Metric-Semantic SLAM with Kimera: A Hands On Tutorial

3 min read 2 months ago
Published on Oct 31, 2024 This response is partially generated with the help of AI. It may contain inaccuracies.

Table of Contents

Introduction

This tutorial aims to guide you through using Kimera's modules for running a real-life demo with the Intel Real-Sense depth camera D435i, as well as executing Kimera on the Euroc dataset and the Go-SEEK simulator. By the end of this tutorial, you will be equipped with the knowledge to implement metric-semantic SLAM (Simultaneous Localization and Mapping) effectively.

Step 1: Setting Up Your Environment

Before diving into the practical applications, you need to set up the necessary software environment.

  1. Install Dependencies

    • Ensure you have the following software installed:
      • ROS (Robot Operating System)
      • OpenCV
      • Eigen
      • PCL (Point Cloud Library)
  2. Clone Kimera Repositories

    • Open your terminal and run the following commands to clone the Kimera repositories:
      git clone https://github.com/MIT-SPARK/Kimera-VIO.git
      git clone https://github.com/MIT-SPARK/Kimera-VIO-ROS.git
      git clone https://github.com/MIT-SPARK/Kimera-RPGO.git
      git clone https://github.com/MIT-SPARK/Kimera-Semantics.git
      
  3. Build the Packages

    • Navigate to your catkin workspace and build the packages:
      cd ~/catkin_ws
      catkin_make
      
  4. Source Your Workspace

    • Don't forget to source your workspace:
      source devel/setup.bash
      

Step 2: Running the Real-Life Demo

To utilize the Intel Real-Sense D435i camera, follow these steps:

  1. Connect the Camera

    • Make sure the camera is connected to your computer and recognized by the system.
  2. Launch the Camera Node

    • In a new terminal, run the following command to launch the camera node:
      roslaunch realsense2_camera rs_camera.launch
      
  3. Run Kimera-VIO

    • Open another terminal and execute Kimera-VIO with the camera data:
      roslaunch kimera_vio kimera_vio.launch
      
  4. Visualize the Output

    • Use RViz to visualize the SLAM results. Open RViz in a new terminal:
      rosrun rviz rviz
      
    • Add the appropriate displays to visualize the camera feed and SLAM output.

Step 3: Using the Euroc Dataset

To run Kimera on the Euroc dataset, proceed with the following:

  1. Download the Euroc Dataset

    • Visit the Euroc dataset website and download the dataset files.
  2. Modify Configuration Files

    • Adjust the configuration files in Kimera-VIO to point to your downloaded dataset. Ensure the paths in the configuration files match the dataset's location.
  3. Execute the Dataset with Kimera

    • Run Kimera-VIO with the dataset:
      roslaunch kimera_vio kimera_vio.launch dataset_path:=<path_to_your_euroc_dataset>
      
  4. Visualize Results

    • As with the real-life demo, use RViz to visualize the output from the Euroc dataset.

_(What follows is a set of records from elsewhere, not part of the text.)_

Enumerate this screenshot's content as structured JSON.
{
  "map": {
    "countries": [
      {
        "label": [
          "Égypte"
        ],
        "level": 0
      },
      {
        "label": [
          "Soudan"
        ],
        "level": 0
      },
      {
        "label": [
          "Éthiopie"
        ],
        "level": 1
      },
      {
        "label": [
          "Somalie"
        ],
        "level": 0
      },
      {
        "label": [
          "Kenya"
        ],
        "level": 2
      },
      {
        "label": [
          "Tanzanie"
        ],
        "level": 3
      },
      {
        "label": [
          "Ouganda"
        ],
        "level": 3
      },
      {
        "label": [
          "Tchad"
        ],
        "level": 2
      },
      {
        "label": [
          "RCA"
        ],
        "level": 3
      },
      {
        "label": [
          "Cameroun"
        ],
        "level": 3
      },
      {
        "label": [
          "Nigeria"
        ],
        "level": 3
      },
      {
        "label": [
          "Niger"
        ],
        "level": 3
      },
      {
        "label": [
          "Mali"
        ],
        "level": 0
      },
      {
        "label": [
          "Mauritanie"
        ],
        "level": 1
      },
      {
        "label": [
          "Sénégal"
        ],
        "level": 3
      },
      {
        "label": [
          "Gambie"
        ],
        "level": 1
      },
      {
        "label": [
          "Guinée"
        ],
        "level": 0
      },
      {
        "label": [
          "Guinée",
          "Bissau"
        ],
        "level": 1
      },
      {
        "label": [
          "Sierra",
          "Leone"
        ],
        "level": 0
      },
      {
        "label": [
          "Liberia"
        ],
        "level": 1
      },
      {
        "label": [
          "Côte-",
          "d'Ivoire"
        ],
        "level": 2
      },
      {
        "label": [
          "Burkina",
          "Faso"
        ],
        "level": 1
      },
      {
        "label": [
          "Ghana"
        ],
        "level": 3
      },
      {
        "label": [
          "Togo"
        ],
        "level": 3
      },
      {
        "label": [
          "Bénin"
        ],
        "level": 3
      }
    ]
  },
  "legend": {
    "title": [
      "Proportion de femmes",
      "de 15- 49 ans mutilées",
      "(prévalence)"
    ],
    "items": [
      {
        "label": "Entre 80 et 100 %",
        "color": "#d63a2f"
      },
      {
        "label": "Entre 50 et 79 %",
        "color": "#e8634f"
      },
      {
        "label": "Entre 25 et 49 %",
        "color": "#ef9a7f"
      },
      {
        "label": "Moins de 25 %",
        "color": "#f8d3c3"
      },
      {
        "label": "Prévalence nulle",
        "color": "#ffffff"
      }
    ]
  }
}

Step 4: Running the Go-SEEK Simulator

Interact with the Go-SEEK simulator to test Kimera in a photorealistic environment:

  1. Clone Go-SEEK Repository

    • Clone the Go-SEEK challenge repository:
      git clone https://github.com/MIT-TESSE/goseek-challenge.git
      
  2. Set Up the Simulator

    • Follow the instructions in the Go-SEEK repository to set up the simulator and ensure it runs properly.
  3. Launch the Simulator

    • Start the Go-SEEK simulator as directed in the documentation.
  4. Run Kimera with Go-SEEK Data

    • Similar to previous steps, run Kimera-VIO with the simulator's output data.

Conclusion

In this tutorial, you learned how to set up an environment for Kimera, run demonstrations using an Intel Real-Sense camera, utilize the Euroc dataset, and work with the Go-SEEK simulator. Each step builds your capabilities in metric-semantic SLAM, enabling you to apply these techniques in various robotic applications. For more advanced usage, consider exploring the linked papers and additional resources provided in the video description.